MBA's Position / Next Steps:
- MBA strongly opposes the use of eminent domain to seize underwater mortgages because:
- It is a constitutionally questionable use of eminent domain powers;
- It dramatically alters the typical mortgage transaction by shifting the risk of home price declines (but not the benefits of price increases) to the lender/investor; and
- The benefits would be limited to a small number of underwater borrowers, while the costs would be imposed on all future home buying activity in the community.
- MBA encourages its member companies, state and local mortgage associations and industry partners to remain vigilant to these local government proposals and to strongly oppose their consideration throughout the nation.
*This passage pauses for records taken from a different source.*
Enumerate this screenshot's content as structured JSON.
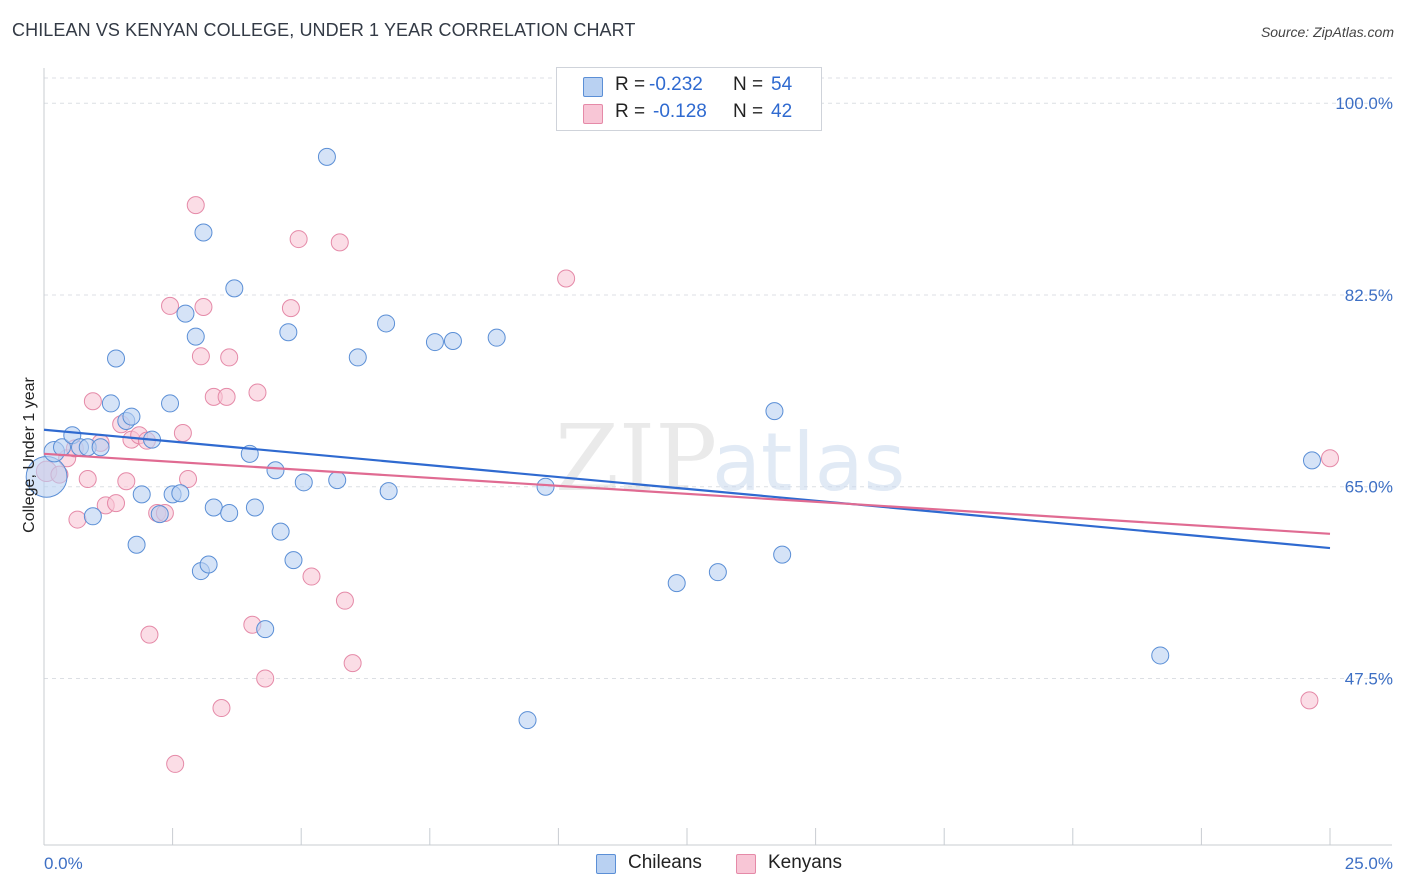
{
  "header": {
    "title": "CHILEAN VS KENYAN COLLEGE, UNDER 1 YEAR CORRELATION CHART",
    "source": "Source: ZipAtlas.com"
  },
  "watermark": {
    "zip": "ZIP",
    "atlas": "atlas"
  },
  "legend": {
    "r_label": "R =",
    "n_label": "N =",
    "chileans": {
      "r": "-0.232",
      "n": "54"
    },
    "kenyans": {
      "r": "-0.128",
      "n": "42"
    }
  },
  "colors": {
    "chileans_fill": "#b9d1f2",
    "chileans_stroke": "#5b8fd6",
    "chileans_line": "#2f6ad0",
    "kenyans_fill": "#f8c6d6",
    "kenyans_stroke": "#e58aa8",
    "kenyans_line": "#e06b92",
    "tick_label": "#3d6fc4"
  },
  "chart_data": {
    "type": "scatter",
    "title": "CHILEAN VS KENYAN COLLEGE, UNDER 1 YEAR CORRELATION CHART",
    "xlabel": "",
    "ylabel": "College, Under 1 year",
    "xlim": [
      0,
      25
    ],
    "ylim": [
      32.3,
      102.3
    ],
    "x_tick_labels": [
      "0.0%",
      "25.0%"
    ],
    "y_ticks": [
      47.5,
      65.0,
      82.5,
      100.0
    ],
    "y_tick_labels": [
      "47.5%",
      "65.0%",
      "82.5%",
      "100.0%"
    ],
    "grid": true,
    "legend_position": "top-center",
    "series": [
      {
        "name": "Chileans",
        "r": -0.232,
        "n": 54,
        "trend": {
          "x": [
            0,
            25
          ],
          "y": [
            70.2,
            59.4
          ]
        },
        "points": [
          {
            "x": 0.05,
            "y": 65.9,
            "s": 2.4
          },
          {
            "x": 0.2,
            "y": 68.2,
            "s": 1.2
          },
          {
            "x": 0.35,
            "y": 68.6,
            "s": 1
          },
          {
            "x": 0.55,
            "y": 69.7,
            "s": 1
          },
          {
            "x": 0.7,
            "y": 68.6,
            "s": 1
          },
          {
            "x": 0.85,
            "y": 68.6,
            "s": 1
          },
          {
            "x": 1.1,
            "y": 68.6,
            "s": 1
          },
          {
            "x": 0.95,
            "y": 62.3,
            "s": 1
          },
          {
            "x": 1.4,
            "y": 76.7,
            "s": 1
          },
          {
            "x": 1.3,
            "y": 72.6,
            "s": 1
          },
          {
            "x": 1.6,
            "y": 71.0,
            "s": 1
          },
          {
            "x": 1.7,
            "y": 71.4,
            "s": 1
          },
          {
            "x": 1.8,
            "y": 59.7,
            "s": 1
          },
          {
            "x": 1.9,
            "y": 64.3,
            "s": 1
          },
          {
            "x": 2.1,
            "y": 69.3,
            "s": 1
          },
          {
            "x": 2.25,
            "y": 62.5,
            "s": 1
          },
          {
            "x": 2.45,
            "y": 72.6,
            "s": 1
          },
          {
            "x": 2.5,
            "y": 64.3,
            "s": 1
          },
          {
            "x": 2.65,
            "y": 64.4,
            "s": 1
          },
          {
            "x": 2.75,
            "y": 80.8,
            "s": 1
          },
          {
            "x": 2.95,
            "y": 78.7,
            "s": 1
          },
          {
            "x": 3.1,
            "y": 88.2,
            "s": 1
          },
          {
            "x": 3.05,
            "y": 57.3,
            "s": 1
          },
          {
            "x": 3.2,
            "y": 57.9,
            "s": 1
          },
          {
            "x": 3.3,
            "y": 63.1,
            "s": 1
          },
          {
            "x": 3.6,
            "y": 62.6,
            "s": 1
          },
          {
            "x": 3.7,
            "y": 83.1,
            "s": 1
          },
          {
            "x": 4.0,
            "y": 68.0,
            "s": 1
          },
          {
            "x": 4.1,
            "y": 63.1,
            "s": 1
          },
          {
            "x": 4.3,
            "y": 52.0,
            "s": 1
          },
          {
            "x": 4.5,
            "y": 66.5,
            "s": 1
          },
          {
            "x": 4.6,
            "y": 60.9,
            "s": 1
          },
          {
            "x": 4.75,
            "y": 79.1,
            "s": 1
          },
          {
            "x": 4.85,
            "y": 58.3,
            "s": 1
          },
          {
            "x": 5.05,
            "y": 65.4,
            "s": 1
          },
          {
            "x": 5.5,
            "y": 95.1,
            "s": 1
          },
          {
            "x": 5.7,
            "y": 65.6,
            "s": 1
          },
          {
            "x": 6.1,
            "y": 76.8,
            "s": 1
          },
          {
            "x": 6.65,
            "y": 79.9,
            "s": 1
          },
          {
            "x": 6.7,
            "y": 64.6,
            "s": 1
          },
          {
            "x": 7.6,
            "y": 78.2,
            "s": 1
          },
          {
            "x": 7.95,
            "y": 78.3,
            "s": 1
          },
          {
            "x": 8.8,
            "y": 78.6,
            "s": 1
          },
          {
            "x": 9.4,
            "y": 43.7,
            "s": 1
          },
          {
            "x": 9.75,
            "y": 65.0,
            "s": 1
          },
          {
            "x": 12.3,
            "y": 56.2,
            "s": 1
          },
          {
            "x": 13.1,
            "y": 57.2,
            "s": 1
          },
          {
            "x": 14.2,
            "y": 71.9,
            "s": 1
          },
          {
            "x": 14.35,
            "y": 58.8,
            "s": 1
          },
          {
            "x": 21.7,
            "y": 49.6,
            "s": 1
          },
          {
            "x": 24.65,
            "y": 67.4,
            "s": 1
          }
        ]
      },
      {
        "name": "Kenyans",
        "r": -0.128,
        "n": 42,
        "trend": {
          "x": [
            0,
            25
          ],
          "y": [
            68.0,
            60.7
          ]
        },
        "points": [
          {
            "x": 0.05,
            "y": 66.4,
            "s": 1.2
          },
          {
            "x": 0.3,
            "y": 66.1,
            "s": 1
          },
          {
            "x": 0.45,
            "y": 67.6,
            "s": 1
          },
          {
            "x": 0.6,
            "y": 68.5,
            "s": 1
          },
          {
            "x": 0.65,
            "y": 62.0,
            "s": 1
          },
          {
            "x": 0.85,
            "y": 65.7,
            "s": 1
          },
          {
            "x": 0.95,
            "y": 72.8,
            "s": 1
          },
          {
            "x": 1.1,
            "y": 69.0,
            "s": 1
          },
          {
            "x": 1.2,
            "y": 63.3,
            "s": 1
          },
          {
            "x": 1.4,
            "y": 63.5,
            "s": 1
          },
          {
            "x": 1.5,
            "y": 70.7,
            "s": 1
          },
          {
            "x": 1.6,
            "y": 65.5,
            "s": 1
          },
          {
            "x": 1.7,
            "y": 69.3,
            "s": 1
          },
          {
            "x": 1.85,
            "y": 69.7,
            "s": 1
          },
          {
            "x": 2.0,
            "y": 69.2,
            "s": 1
          },
          {
            "x": 2.05,
            "y": 51.5,
            "s": 1
          },
          {
            "x": 2.2,
            "y": 62.6,
            "s": 1
          },
          {
            "x": 2.35,
            "y": 62.6,
            "s": 1
          },
          {
            "x": 2.45,
            "y": 81.5,
            "s": 1
          },
          {
            "x": 2.55,
            "y": 39.7,
            "s": 1
          },
          {
            "x": 2.7,
            "y": 69.9,
            "s": 1
          },
          {
            "x": 2.8,
            "y": 65.7,
            "s": 1
          },
          {
            "x": 2.95,
            "y": 90.7,
            "s": 1
          },
          {
            "x": 3.05,
            "y": 76.9,
            "s": 1
          },
          {
            "x": 3.1,
            "y": 81.4,
            "s": 1
          },
          {
            "x": 3.3,
            "y": 73.2,
            "s": 1
          },
          {
            "x": 3.45,
            "y": 44.8,
            "s": 1
          },
          {
            "x": 3.55,
            "y": 73.2,
            "s": 1
          },
          {
            "x": 3.6,
            "y": 76.8,
            "s": 1
          },
          {
            "x": 4.05,
            "y": 52.4,
            "s": 1
          },
          {
            "x": 4.15,
            "y": 73.6,
            "s": 1
          },
          {
            "x": 4.3,
            "y": 47.5,
            "s": 1
          },
          {
            "x": 4.8,
            "y": 81.3,
            "s": 1
          },
          {
            "x": 4.95,
            "y": 87.6,
            "s": 1
          },
          {
            "x": 5.2,
            "y": 56.8,
            "s": 1
          },
          {
            "x": 5.75,
            "y": 87.3,
            "s": 1
          },
          {
            "x": 5.85,
            "y": 54.6,
            "s": 1
          },
          {
            "x": 6.0,
            "y": 48.9,
            "s": 1
          },
          {
            "x": 10.15,
            "y": 84.0,
            "s": 1
          },
          {
            "x": 24.6,
            "y": 45.5,
            "s": 1
          },
          {
            "x": 25.0,
            "y": 67.6,
            "s": 1
          }
        ]
      }
    ]
  }
}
- H.R. 2029-the Consolidated Appropriations Act, 2016-contained an MBA-supported provision barring the Department of Housing and Urban Development, the Federal Housing Administration, and Ginnie Mae from insuring, securitizing or establishing a federal guarantee in Fiscal Year (FY) 2016 for mortgage loans seized through the power of eminent domain by a state, municipality or any other political subdivision of a state (Public Law No: 114-113). The provision blocked this proposal's most viable refinancing options through September 30, 2016.
- In September 2016, Congress passed (and President Obama signed into law) a Continuing Resolution (CR) that averted a partial government shutdown-keeping federal programs funded through December 9, 2016. The CR preserves FY 2016's eminent domain prohibition through this December date.
- MBA urges Congress to continue this prohibition in FY 2017, which is currently included in the Senate and House versions of the FY 2017 Transportation-HUD appropriations bill. The Senate version has been passed by that chamber, and the House version is pending a floor vote when Congress returns from the November 2016 elections for its "Lame Duck" session.
- Ideally, MBA urges Congress to make this eminent domain prohibition permanent.
- MBA also urges Congress to prohibit the Department of Veterans Affairs, the Department of Agriculture, and the GSEs from undertaking related actions for loans acquired through this practice.